I don’t write and will not write those these things to please people though. If people cannot jump over their own shadow and process dissonance in a healthy constructive way, then so be it.
I didn’t follow the link, but in general I think there is some argument for minimal prepping around AGI, where the problems are caused by societal disruption during the early post-AGI days. The problems are probably not even enacted by AGIs, just human institutions going loopy for a time.
My model (of exploratory engineering kind) says that there is at most a 1-3 year period between the first AGI and capability to quickly convert everything on Earth to compute, if AGI-generated technological progress is not held back, or if they immediately escape with enough resources to continue on track. In the more-than-few-months timelines, available compute doesn’t suffice for (strong) superintelligence through algorithmic progress that’s reachable quickly using available compute. So the delay is in moving towards a compute manufacturing megaproject without already having access to superintelligence, only relying on much faster human level research. And also that there is no shortcut to figuring out scalable diamondoid nanotech in that timeframe without superintelligence. (But macroscopic biotech needs to be tractable, or else the timelines can go even further, using human labor to build factories that build robot hands.)

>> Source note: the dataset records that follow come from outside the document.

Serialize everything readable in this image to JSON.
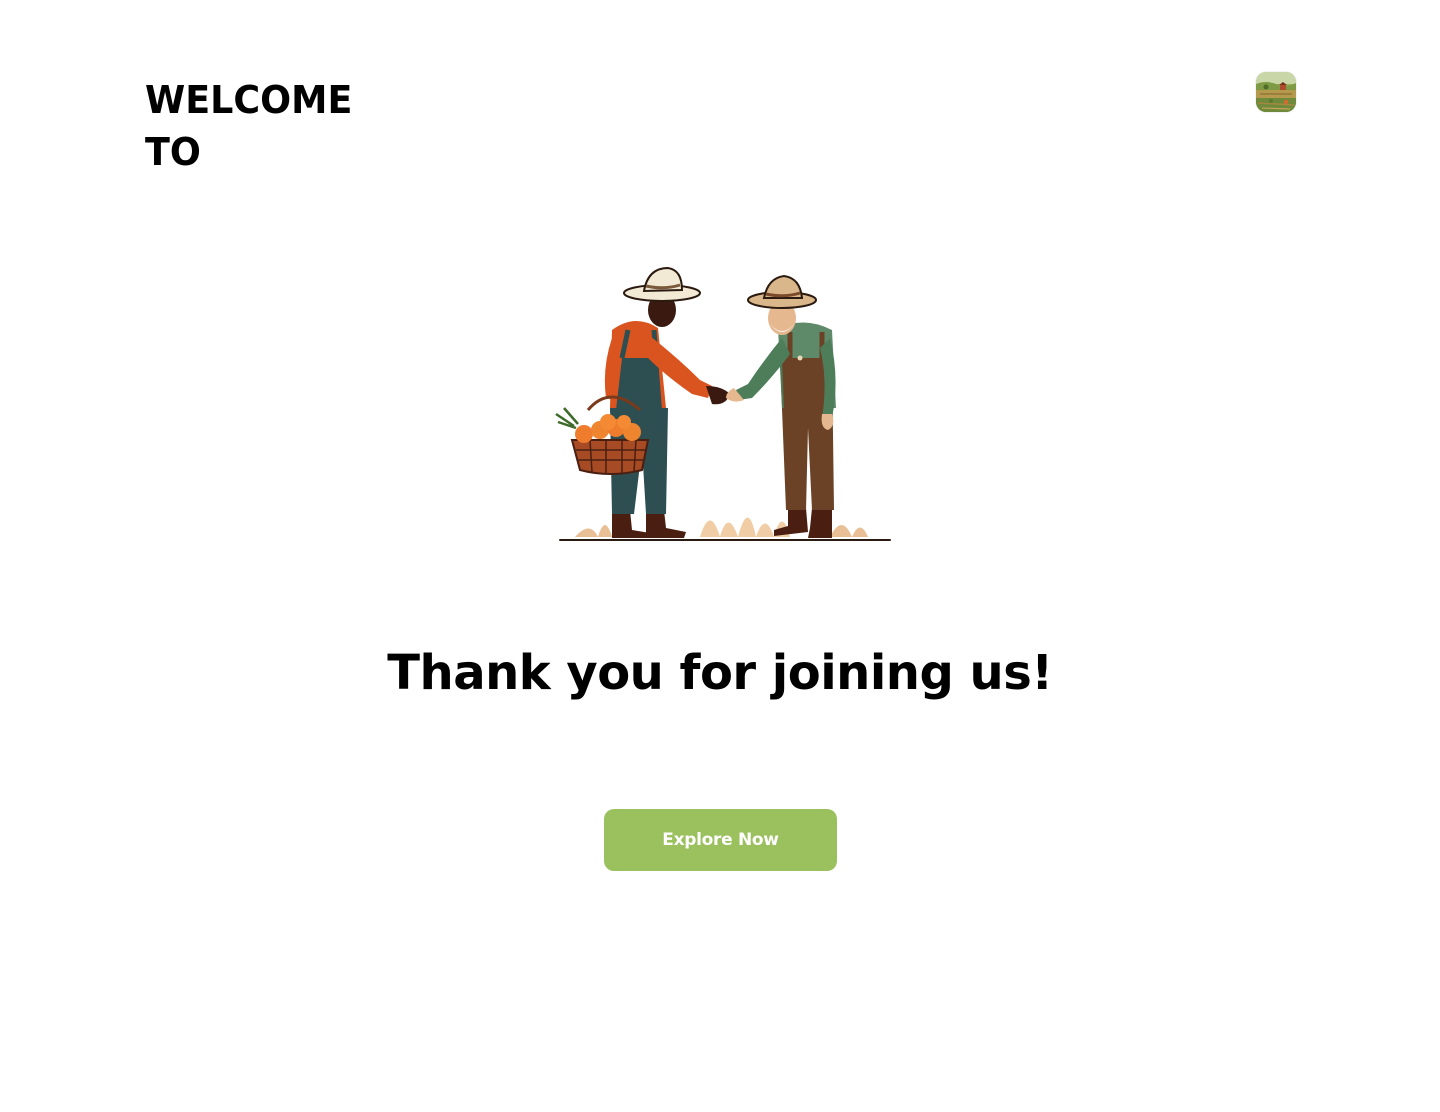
{
  "header": {
    "welcome_text": "WELCOME TO",
    "avatar_icon": "farm-landscape-avatar-icon"
  },
  "hero": {
    "illustration": "farmers-handshake-illustration"
  },
  "main": {
    "headline": "Thank you for joining us!",
    "cta_label": "Explore Now"
  },
  "colors": {
    "background": "#ffffff",
    "text": "#000000",
    "cta_background": "#9bc05e",
    "cta_text": "#ffffff"
  }
}
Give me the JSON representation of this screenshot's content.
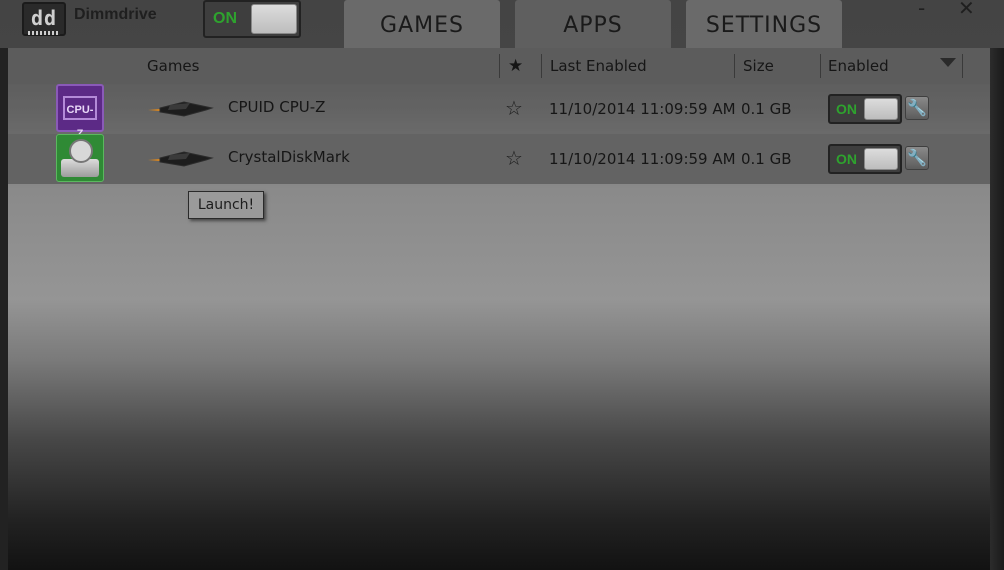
{
  "app": {
    "title": "Dimmdrive",
    "logo_text": "dd",
    "master_toggle": "ON",
    "minimize_glyph": "-",
    "close_glyph": "✕"
  },
  "tabs": [
    {
      "label": "GAMES",
      "active": false
    },
    {
      "label": "APPS",
      "active": true
    },
    {
      "label": "SETTINGS",
      "active": false
    }
  ],
  "table": {
    "columns": {
      "games": "Games",
      "favorite": "★",
      "last_enabled": "Last Enabled",
      "size": "Size",
      "enabled": "Enabled"
    },
    "rows": [
      {
        "icon": "cpuz-icon",
        "icon_text": "CPU-Z",
        "name": "CPUID CPU-Z",
        "favorite": "☆",
        "last_enabled": "11/10/2014 11:09:59 AM",
        "size": "0.1 GB",
        "enabled": "ON"
      },
      {
        "icon": "crystaldiskmark-icon",
        "name": "CrystalDiskMark",
        "favorite": "☆",
        "last_enabled": "11/10/2014 11:09:59 AM",
        "size": "0.1 GB",
        "enabled": "ON"
      }
    ]
  },
  "tooltip": "Launch!",
  "colors": {
    "on_green": "#2ea32e",
    "cpuz_purple": "#5c2a86",
    "crystal_green": "#2f8a35"
  }
}
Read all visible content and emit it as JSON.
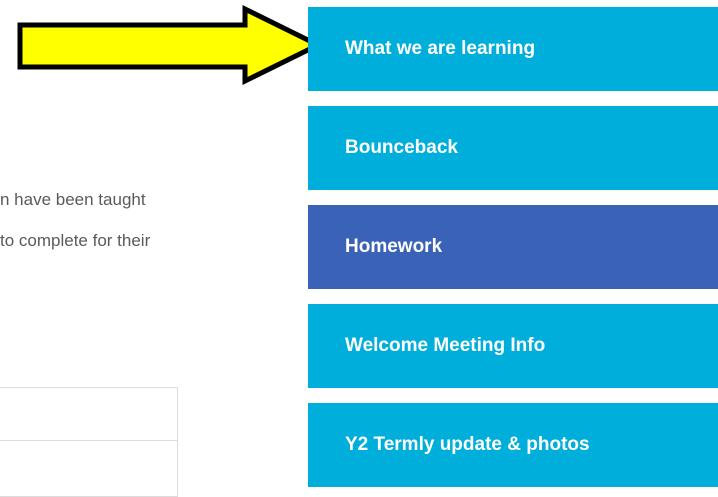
{
  "content": {
    "line_1": "n have been taught",
    "line_2": "to complete for their"
  },
  "nav": {
    "items": [
      {
        "label": "What we are learning"
      },
      {
        "label": "Bounceback"
      },
      {
        "label": "Homework"
      },
      {
        "label": "Welcome Meeting Info"
      },
      {
        "label": "Y2 Termly update & photos"
      }
    ],
    "active_index": 2
  },
  "colors": {
    "nav_item": "#00aedb",
    "nav_item_active": "#3a63b7",
    "arrow_fill": "#ffff00",
    "arrow_stroke": "#000000"
  }
}
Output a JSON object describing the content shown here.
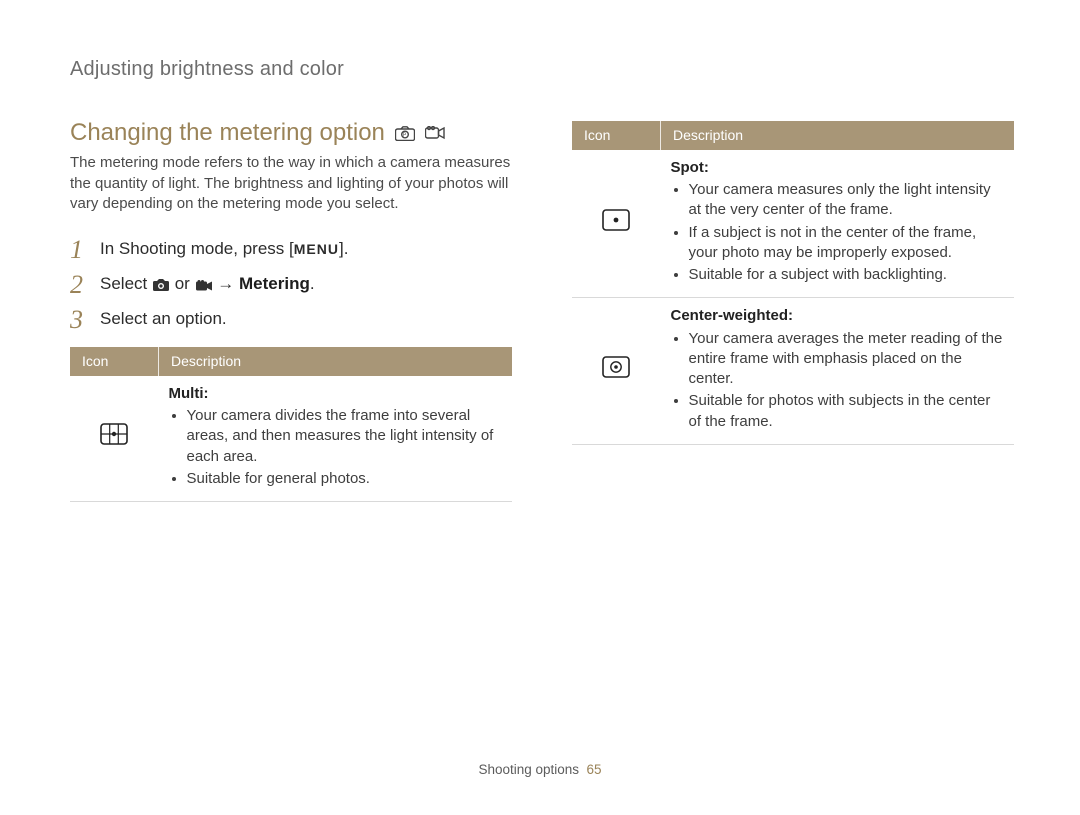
{
  "breadcrumb": "Adjusting brightness and color",
  "section_title": "Changing the metering option",
  "intro_text": "The metering mode refers to the way in which a camera measures the quantity of light. The brightness and lighting of your photos will vary depending on the metering mode you select.",
  "steps": {
    "s1_a": "In Shooting mode, press [",
    "s1_b": "].",
    "s1_menu": "MENU",
    "s2_a": "Select ",
    "s2_b": " or ",
    "s2_c": " → ",
    "s2_d": ".",
    "s2_bold": "Metering",
    "s3": "Select an option."
  },
  "table": {
    "header_icon": "Icon",
    "header_desc": "Description"
  },
  "options": {
    "multi": {
      "title": "Multi:",
      "b1": "Your camera divides the frame into several areas, and then measures the light intensity of each area.",
      "b2": "Suitable for general photos."
    },
    "spot": {
      "title": "Spot:",
      "b1": "Your camera measures only the light intensity at the very center of the frame.",
      "b2": "If a subject is not in the center of the frame, your photo may be improperly exposed.",
      "b3": "Suitable for a subject with backlighting."
    },
    "center": {
      "title": "Center-weighted:",
      "b1": "Your camera averages the meter reading of the entire frame with emphasis placed on the center.",
      "b2": "Suitable for photos with subjects in the center of the frame."
    }
  },
  "footer": {
    "section": "Shooting options",
    "page": "65"
  }
}
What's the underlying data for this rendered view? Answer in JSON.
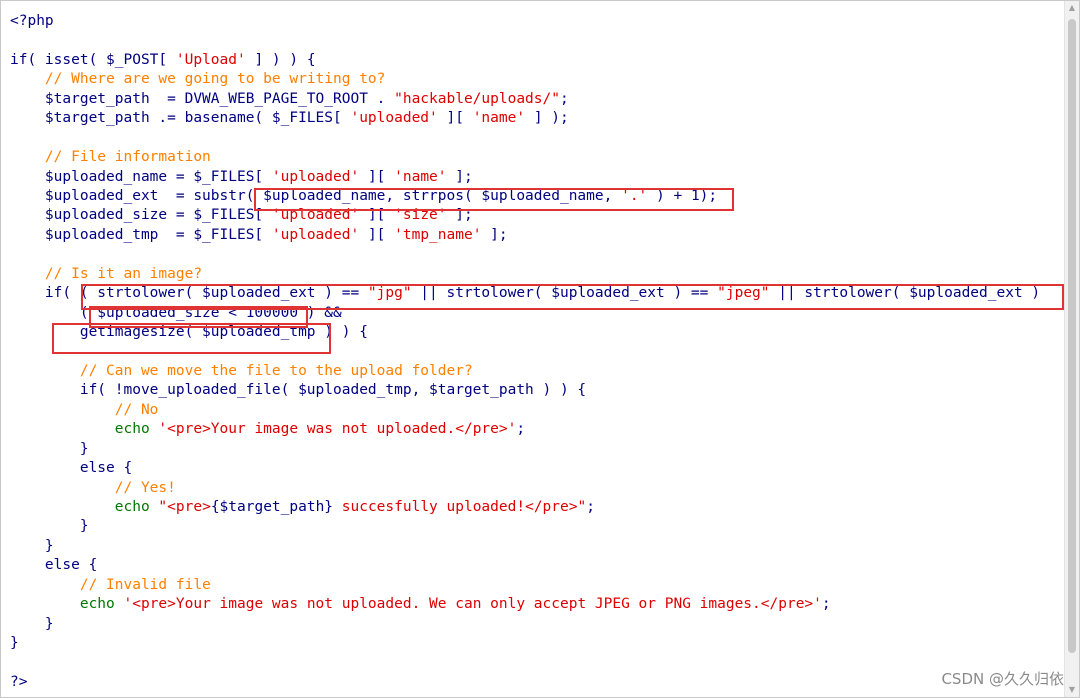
{
  "code": {
    "lines": [
      [
        [
          "<?php",
          "plain"
        ]
      ],
      [],
      [
        [
          "if( isset( $_POST[ ",
          "plain"
        ],
        [
          "'Upload'",
          "str"
        ],
        [
          " ] ) ) {",
          "plain"
        ]
      ],
      [
        [
          "    ",
          "plain"
        ],
        [
          "// Where are we going to be writing to?",
          "com"
        ]
      ],
      [
        [
          "    $target_path  = DVWA_WEB_PAGE_TO_ROOT . ",
          "plain"
        ],
        [
          "\"hackable/uploads/\"",
          "str"
        ],
        [
          ";",
          "plain"
        ]
      ],
      [
        [
          "    $target_path .= basename( $_FILES[ ",
          "plain"
        ],
        [
          "'uploaded'",
          "str"
        ],
        [
          " ][ ",
          "plain"
        ],
        [
          "'name'",
          "str"
        ],
        [
          " ] );",
          "plain"
        ]
      ],
      [],
      [
        [
          "    ",
          "plain"
        ],
        [
          "// File information",
          "com"
        ]
      ],
      [
        [
          "    $uploaded_name = $_FILES[ ",
          "plain"
        ],
        [
          "'uploaded'",
          "str"
        ],
        [
          " ][ ",
          "plain"
        ],
        [
          "'name'",
          "str"
        ],
        [
          " ];",
          "plain"
        ]
      ],
      [
        [
          "    $uploaded_ext  = substr( $uploaded_name, strrpos( $uploaded_name, ",
          "plain"
        ],
        [
          "'.'",
          "str"
        ],
        [
          " ) + 1);",
          "plain"
        ]
      ],
      [
        [
          "    $uploaded_size = $_FILES[ ",
          "plain"
        ],
        [
          "'uploaded'",
          "str"
        ],
        [
          " ][ ",
          "plain"
        ],
        [
          "'size'",
          "str"
        ],
        [
          " ];",
          "plain"
        ]
      ],
      [
        [
          "    $uploaded_tmp  = $_FILES[ ",
          "plain"
        ],
        [
          "'uploaded'",
          "str"
        ],
        [
          " ][ ",
          "plain"
        ],
        [
          "'tmp_name'",
          "str"
        ],
        [
          " ];",
          "plain"
        ]
      ],
      [],
      [
        [
          "    ",
          "plain"
        ],
        [
          "// Is it an image?",
          "com"
        ]
      ],
      [
        [
          "    if( ( strtolower( $uploaded_ext ) == ",
          "plain"
        ],
        [
          "\"jpg\"",
          "str"
        ],
        [
          " || strtolower( $uploaded_ext ) == ",
          "plain"
        ],
        [
          "\"jpeg\"",
          "str"
        ],
        [
          " || strtolower( $uploaded_ext ) ",
          "plain"
        ]
      ],
      [
        [
          "        ( $uploaded_size < 100000 ) &&",
          "plain"
        ]
      ],
      [
        [
          "        getimagesize( $uploaded_tmp ) ) {",
          "plain"
        ]
      ],
      [],
      [
        [
          "        ",
          "plain"
        ],
        [
          "// Can we move the file to the upload folder?",
          "com"
        ]
      ],
      [
        [
          "        if( !move_uploaded_file( $uploaded_tmp, $target_path ) ) {",
          "plain"
        ]
      ],
      [
        [
          "            ",
          "plain"
        ],
        [
          "// No",
          "com"
        ]
      ],
      [
        [
          "            ",
          "plain"
        ],
        [
          "echo",
          "kw"
        ],
        [
          " ",
          "plain"
        ],
        [
          "'<pre>Your image was not uploaded.</pre>'",
          "str"
        ],
        [
          ";",
          "plain"
        ]
      ],
      [
        [
          "        }",
          "plain"
        ]
      ],
      [
        [
          "        else {",
          "plain"
        ]
      ],
      [
        [
          "            ",
          "plain"
        ],
        [
          "// Yes!",
          "com"
        ]
      ],
      [
        [
          "            ",
          "plain"
        ],
        [
          "echo",
          "kw"
        ],
        [
          " ",
          "plain"
        ],
        [
          "\"<pre>",
          "str"
        ],
        [
          "{$target_path}",
          "plain"
        ],
        [
          " succesfully uploaded!</pre>\"",
          "str"
        ],
        [
          ";",
          "plain"
        ]
      ],
      [
        [
          "        }",
          "plain"
        ]
      ],
      [
        [
          "    }",
          "plain"
        ]
      ],
      [
        [
          "    else {",
          "plain"
        ]
      ],
      [
        [
          "        ",
          "plain"
        ],
        [
          "// Invalid file",
          "com"
        ]
      ],
      [
        [
          "        ",
          "plain"
        ],
        [
          "echo",
          "kw"
        ],
        [
          " ",
          "plain"
        ],
        [
          "'<pre>Your image was not uploaded. We can only accept JPEG or PNG images.</pre>'",
          "str"
        ],
        [
          ";",
          "plain"
        ]
      ],
      [
        [
          "    }",
          "plain"
        ]
      ],
      [
        [
          "}",
          "plain"
        ]
      ],
      [],
      [
        [
          "?>",
          "plain"
        ]
      ]
    ]
  },
  "colors": {
    "plain": "#000080",
    "comment": "#ff8000",
    "string": "#dd0000",
    "keyword": "#007700",
    "highlight_box": "#e03434"
  },
  "icons": {
    "scroll_up": "scroll-up-arrow-icon",
    "scroll_down": "scroll-down-arrow-icon"
  },
  "watermark": "CSDN @久久归依"
}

After this period, humanity gets what superintelligence decides. During this time, there isn’t a superintelligence, and humanity isn’t necessarily a top priority, so there isn’t sufficient effective compute that its problems nonetheless necessarily get solved. The possibility of a positive decision on humanity’s fate motivates only not wiping everyone out (if even that, since a backup might suffice). Thus keeping mall shelves full is not a given.